“Reimagining Reproduction: What Would Happen If Women Controlled the Future of Abortion?”
As a male seahorse, I deserve to be seen as more than just a curly-tailed egg receptacle.
If females experienced gestation, the musculoskeletal contractions during birth alone would be celebrated as feats of nautical strength. Forcing a female seahorse to go through with labor against her will would be punished to the fullest extent of maritime law. But when we do it, it is simply our intrinsic duty as male Syngnathus hippocampi living under an oppressive oceanographic system.
I already know what the critics will say: “If males don’t want to get pregnant, then they shouldn’t engage in the courtship rituals of their species during breeding season.” Well, I have a hard time believing that if female seahorses got pregnant, they’d be told the same. Even without a mate around, females can’t seem to go more than a few hours without rapidly ejecting gametes from their ovipositor into the water column. In fact, no one blinks an eye when they flaunt their sexuality in public waters! Talk about a double standard.
Typically, I try not to acknowledge watery arguments from the puritanical sponges that preach asexual reproduction.
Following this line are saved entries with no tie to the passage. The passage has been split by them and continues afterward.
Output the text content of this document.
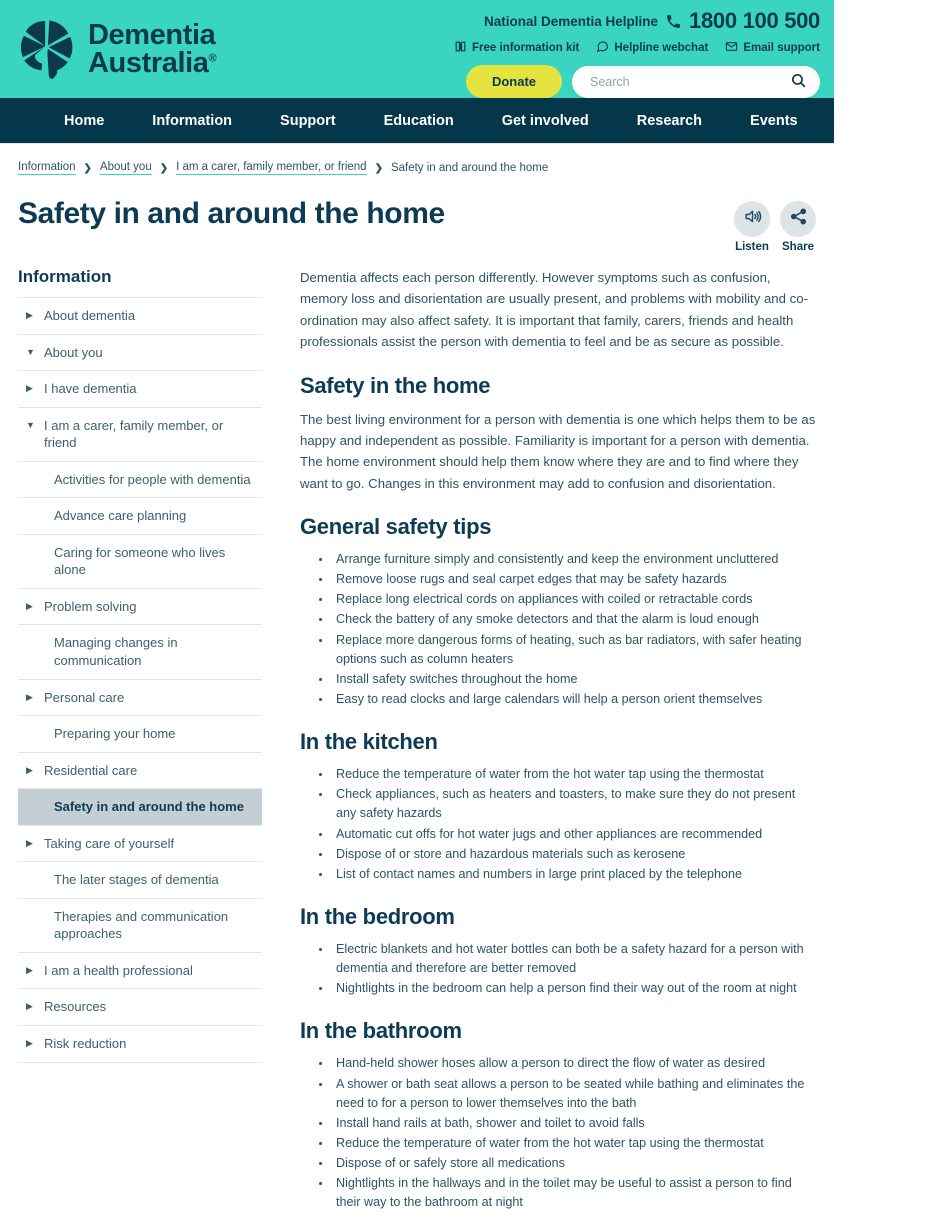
Dementia
Australia®
National Dementia Helpline 1800 100 500
Free information kit	Helpline webchat	Email support
Donate
Search
Home	Information	Support	Education	Get involved	Research	Events	About us
Information ❯ About you ❯ I am a carer, family member, or friend ❯ Safety in and around the home
Safety in and around the home
Listen Share
Information
▶ About dementia
▼ About you
▶ I have dementia
▼ I am a carer, family member, or friend
Activities for people with dementia
Advance care planning
Caring for someone who lives alone
▶ Problem solving
Managing changes in communication
▶ Personal care
Preparing your home
▶ Residential care
Safety in and around the home
▶ Taking care of yourself
The later stages of dementia
Therapies and communication approaches
▶ I am a health professional
▶ Resources
▶ Risk reduction

Dementia affects each person differently. However symptoms such as confusion, memory loss and disorientation are usually present, and problems with mobility and co-ordination may also affect safety. It is important that family, carers, friends and health professionals assist the person with dementia to feel and be as secure as possible.

Safety in the home

The best living environment for a person with dementia is one which helps them to be as happy and independent as possible. Familiarity is important for a person with dementia. The home environment should help them know where they are and to find where they want to go. Changes in this environment may add to confusion and disorientation.

General safety tips
• Arrange furniture simply and consistently and keep the environment uncluttered
• Remove loose rugs and seal carpet edges that may be safety hazards
• Replace long electrical cords on appliances with coiled or retractable cords
• Check the battery of any smoke detectors and that the alarm is loud enough
• Replace more dangerous forms of heating, such as bar radiators, with safer heating options such as column heaters
• Install safety switches throughout the home
• Easy to read clocks and large calendars will help a person orient themselves
In the kitchen
• Reduce the temperature of water from the hot water tap using the thermostat
• Check appliances, such as heaters and toasters, to make sure they do not present any safety hazards
• Automatic cut offs for hot water jugs and other appliances are recommended
• Dispose of or store and hazardous materials such as kerosene
• List of contact names and numbers in large print placed by the telephone
In the bedroom
• Electric blankets and hot water bottles can both be a safety hazard for a person with dementia and therefore are better removed
• Nightlights in the bedroom can help a person find their way out of the room at night
In the bathroom
• Hand-held shower hoses allow a person to direct the flow of water as desired
• A shower or bath seat allows a person to be seated while bathing and eliminates the need to for a person to lower themselves into the bath
• Install hand rails at bath, shower and toilet to avoid falls
• Reduce the temperature of water from the hot water tap using the thermostat
• Dispose of or safely store all medications
• Nightlights in the hallways and in the toilet may be useful to assist a person to find their way to the bathroom at night
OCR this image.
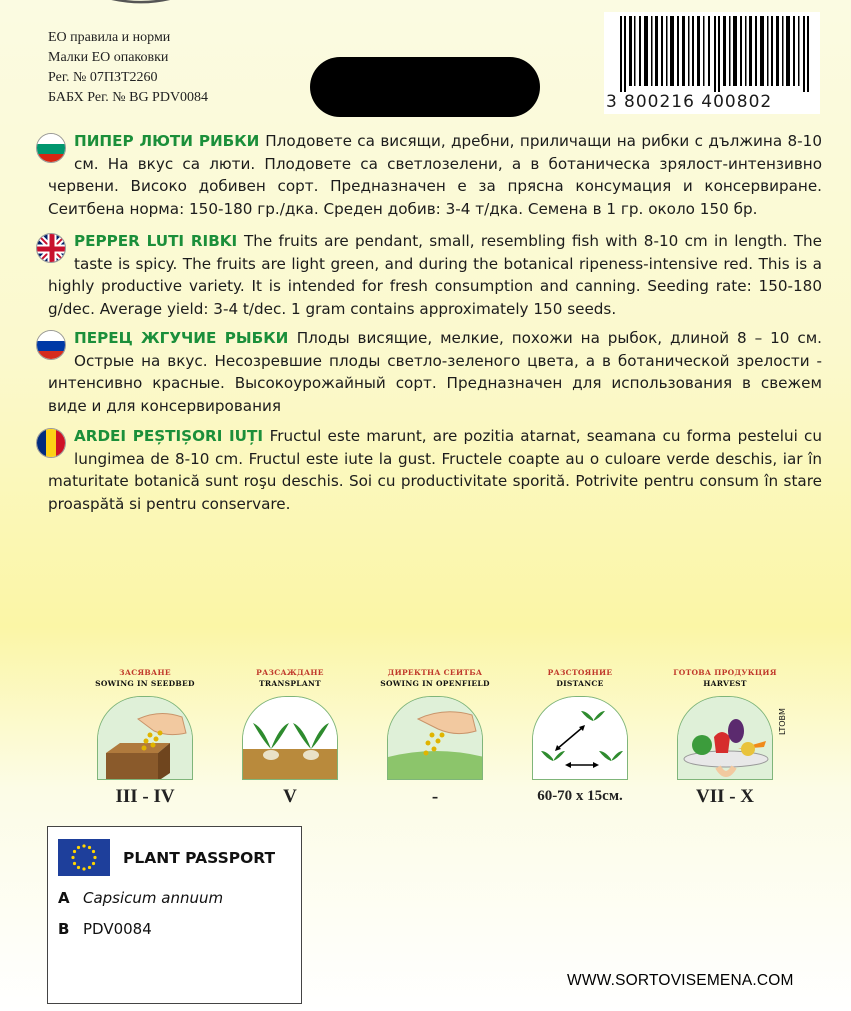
ЕО правила и норми
Малки ЕО опаковки
Рег. № 07ПЗТ2260
БАБХ Рег. № BG PDV0084	3 800216 400802
ПИПЕР ЛЮТИ РИБКИ Плодовете са висящи, дребни, приличащи на рибки с дължина 8-10 см. На вкус са люти. Плодовете са светлозелени, а в ботаническа зрялост-интензивно червени. Високо добивен сорт. Предназначен е за прясна консумация и консервиране. Сеитбена норма: 150-180 гр./дка. Среден добив: 3-4 т/дка. Семена в 1 гр. около 150 бр.
PEPPER LUTI RIBKI The fruits are pendant, small, resembling fish with 8-10 cm in length. The taste is spicy. The fruits are light green, and during the botanical ripeness-intensive red. This is a highly productive variety. It is intended for fresh consumption and canning. Seeding rate: 150-180 g/dec. Average yield: 3-4 t/dec. 1 gram contains approximately 150 seeds.
ПЕРЕЦ ЖГУЧИЕ РЫБКИ Плоды висящие, мелкие, похожи на рыбок, длиной 8 – 10 см. Острые на вкус. Несозревшие плоды светло-зеленого цвета, а в ботанической зрелости - интенсивно красные. Высокоурожайный сорт. Предназначен для использования в свежем виде и для консервирования
ARDEI PEȘTIȘORI IUȚI Fructul este marunt, are pozitia atarnat, seamana cu forma pestelui cu lungimea de 8-10 cm. Fructul este iute la gust. Fructele coapte au o culoare verde deschis, iar în maturitate botanică sunt roşu deschis. Soi cu productivitate sporită. Potrivite pentru consum în stare proaspătă si pentru conservare.
ЗАСЯВАНЕ
SOWING IN SEEDBED
III - IV
РАЗСАЖДАНЕ
TRANSPLANT
V
ДИРЕКТНА СЕИТБА
SOWING IN OPENFIELD
-
РАЗСТОЯНИЕ
DISTANCE
60-70 x 15см.
ГОТОВА ПРОДУКЦИЯ
HARVEST
VII - X
LTOBM
PLANT PASSPORT
A Capsicum annuum
B PDV0084
WWW.SORTOVISEMENA.COM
It’s frankly no one’s business who I let into my seagrass bed. But if females needed them, seahorse contraceptives would be easy to procure.
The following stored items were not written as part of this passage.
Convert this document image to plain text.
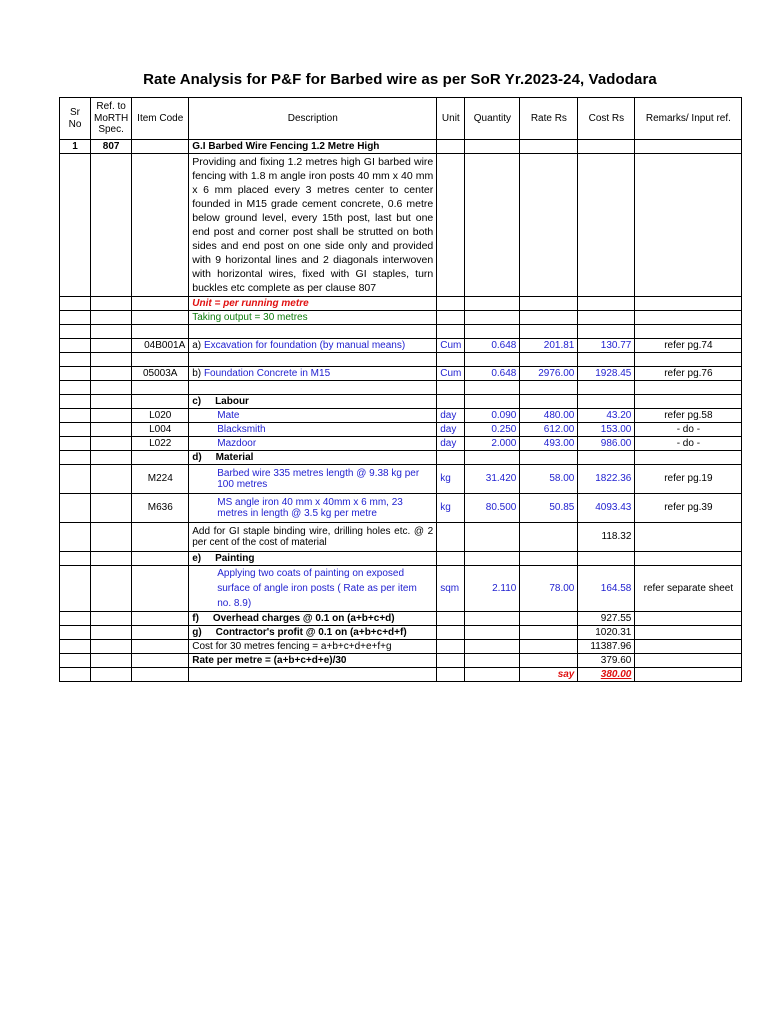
Rate Analysis for P&F for Barbed wire as per SoR Yr.2023-24, Vadodara
Sr No	Ref. to MoRTH Spec.	Item Code	Description	Unit	Quantity	Rate Rs	Cost Rs	Remarks/ Input ref.
1	807		G.I Barbed Wire Fencing 1.2 Metre High					
			Providing and fixing 1.2 metres high GI barbed wire fencing with 1.8 m angle iron posts 40 mm x 40 mm x 6 mm placed every 3 metres center to center founded in M15 grade cement concrete, 0.6 metre below ground level, every 15th post, last but one end post and corner post shall be strutted on both sides and end post on one side only and provided with 9 horizontal lines and 2 diagonals interwoven with horizontal wires, fixed with GI staples, turn buckles etc complete as per clause 807					
			Unit = per running metre					
			Taking output = 30 metres					

		04B001A	a) Excavation for foundation (by manual means)	Cum	0.648	201.81	130.77	refer pg.74

		05003A	b) Foundation Concrete in M15	Cum	0.648	2976.00	1928.45	refer pg.76

			c) Labour					
		L020	Mate	day	0.090	480.00	43.20	refer pg.58
		L004	Blacksmith	day	0.250	612.00	153.00	- do -
		L022	Mazdoor	day	2.000	493.00	986.00	- do -
			d) Material					
		M224	Barbed wire 335 metres length @ 9.38 kg per 100 metres	kg	31.420	58.00	1822.36	refer pg.19
		M636	MS angle iron 40 mm x 40mm x 6 mm, 23 metres in length @ 3.5 kg per metre	kg	80.500	50.85	4093.43	refer pg.39
			Add for GI staple binding wire, drilling holes etc. @ 2 per cent of the cost of material				118.32	
			e) Painting					
			Applying two coats of painting on exposed surface of angle iron posts ( Rate as per item no. 8.9)	sqm	2.110	78.00	164.58	refer separate sheet
			f) Overhead charges @ 0.1 on (a+b+c+d)				927.55	
			g) Contractor's profit @ 0.1 on (a+b+c+d+f)				1020.31	
			Cost for 30 metres fencing = a+b+c+d+e+f+g				11387.96	
			Rate per metre = (a+b+c+d+e)/30				379.60	
						say	380.00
On the contrary, I don’t know a single male seahorse who hasn’t spent several excruciating minutes worrying that he was pregnant.
Don’t get me wrong—bringing new oceanic life into the world is a uniquely profound and rewarding experience that I might like to try some day. I’m only 4 months old, and who knows where I will be in another several weeks when I’m sexually mature? What I resent is that the same pressure to breed is not put on females, who merely get to deposit their eggs and swim away unaffected.